Homo Faciens
Homo faciens is Latin for man the maker
(and it’s
pronounced with a hard k, not an s); it occurs to me that the term
perfectly describes me. Today—while simultaneously performing a
very difficult job—I am doing the following:
- Grinding wheat into flour
- Baking shortbread from that flour
- Making coffee from freshly-ground beans
- Baking pumpernickel bread with that coffee
- Making leek, potato and carrot soup
- Grinding barley
- Brewing porter from that barley
- Juicing bananas
- Making banana leather
And yes, I’m performing that rather complex and troublesome job as well (believe it or not, each of the above tasks only takes a few minutes at a time and can easily be squeezed into my breaks).

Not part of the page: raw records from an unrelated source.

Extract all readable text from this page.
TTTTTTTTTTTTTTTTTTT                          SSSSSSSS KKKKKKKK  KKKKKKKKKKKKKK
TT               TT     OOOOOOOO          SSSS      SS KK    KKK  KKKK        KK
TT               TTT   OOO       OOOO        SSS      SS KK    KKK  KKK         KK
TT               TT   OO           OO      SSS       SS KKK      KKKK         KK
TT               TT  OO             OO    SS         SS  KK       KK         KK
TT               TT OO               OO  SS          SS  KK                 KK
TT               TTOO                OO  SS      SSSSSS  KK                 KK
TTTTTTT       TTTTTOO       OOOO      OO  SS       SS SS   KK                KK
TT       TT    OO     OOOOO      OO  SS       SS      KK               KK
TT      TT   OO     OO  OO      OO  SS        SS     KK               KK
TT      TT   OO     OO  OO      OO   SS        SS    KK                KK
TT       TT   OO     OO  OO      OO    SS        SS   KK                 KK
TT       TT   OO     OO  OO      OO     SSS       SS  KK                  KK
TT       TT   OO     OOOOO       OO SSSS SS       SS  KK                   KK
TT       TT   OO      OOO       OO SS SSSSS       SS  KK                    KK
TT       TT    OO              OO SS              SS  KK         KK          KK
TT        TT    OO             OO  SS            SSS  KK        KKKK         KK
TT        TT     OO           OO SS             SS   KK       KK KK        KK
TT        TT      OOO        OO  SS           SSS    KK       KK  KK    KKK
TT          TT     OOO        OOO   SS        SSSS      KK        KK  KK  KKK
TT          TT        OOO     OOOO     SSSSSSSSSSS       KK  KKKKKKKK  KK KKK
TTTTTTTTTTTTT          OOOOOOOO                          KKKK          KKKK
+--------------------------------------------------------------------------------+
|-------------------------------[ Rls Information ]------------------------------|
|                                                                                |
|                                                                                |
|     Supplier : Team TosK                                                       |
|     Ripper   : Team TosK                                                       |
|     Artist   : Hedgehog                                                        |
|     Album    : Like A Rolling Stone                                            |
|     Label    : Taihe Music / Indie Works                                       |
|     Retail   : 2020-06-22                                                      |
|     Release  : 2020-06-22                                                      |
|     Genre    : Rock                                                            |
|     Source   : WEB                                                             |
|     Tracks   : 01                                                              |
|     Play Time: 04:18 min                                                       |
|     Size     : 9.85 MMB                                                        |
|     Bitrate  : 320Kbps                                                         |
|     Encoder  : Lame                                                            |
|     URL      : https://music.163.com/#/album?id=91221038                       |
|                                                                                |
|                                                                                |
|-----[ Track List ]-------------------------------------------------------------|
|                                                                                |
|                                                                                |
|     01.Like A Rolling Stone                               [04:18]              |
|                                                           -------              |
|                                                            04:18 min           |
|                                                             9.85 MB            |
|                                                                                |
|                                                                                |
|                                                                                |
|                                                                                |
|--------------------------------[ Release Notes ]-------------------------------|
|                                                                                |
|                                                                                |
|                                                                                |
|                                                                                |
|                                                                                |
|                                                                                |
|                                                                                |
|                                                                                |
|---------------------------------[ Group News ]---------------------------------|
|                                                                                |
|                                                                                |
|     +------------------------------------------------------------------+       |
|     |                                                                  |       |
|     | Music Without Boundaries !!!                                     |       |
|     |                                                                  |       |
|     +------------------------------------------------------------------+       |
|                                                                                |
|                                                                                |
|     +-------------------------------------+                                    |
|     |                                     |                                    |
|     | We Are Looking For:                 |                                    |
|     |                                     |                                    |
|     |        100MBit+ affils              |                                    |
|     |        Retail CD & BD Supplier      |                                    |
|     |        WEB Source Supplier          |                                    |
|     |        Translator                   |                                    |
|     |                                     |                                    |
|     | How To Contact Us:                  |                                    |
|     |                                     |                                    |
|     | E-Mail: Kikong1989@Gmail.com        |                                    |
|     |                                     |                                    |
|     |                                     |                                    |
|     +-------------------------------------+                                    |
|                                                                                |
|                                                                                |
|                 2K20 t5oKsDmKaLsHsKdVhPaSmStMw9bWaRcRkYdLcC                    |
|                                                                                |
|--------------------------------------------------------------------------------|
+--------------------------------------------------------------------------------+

This weekend a buddy of mine threw an Ides of March party which encouraged one to wear a toga (in green for St. Patrick’s Day). In the space of six hours I researched and recreated a Roman tunic and toga—including going to the fabric store and finding linen. Yes, that’s right: in under one quarter of a single day I managed to entirely reconstruct an ancient pair of garments about which I had no previous knowledge (in fact, until I did the research I did not realise that a toga is really just a sort of stole-like thing worn around a tunic).
I’m so incredibly, unutterably, ineffably cool.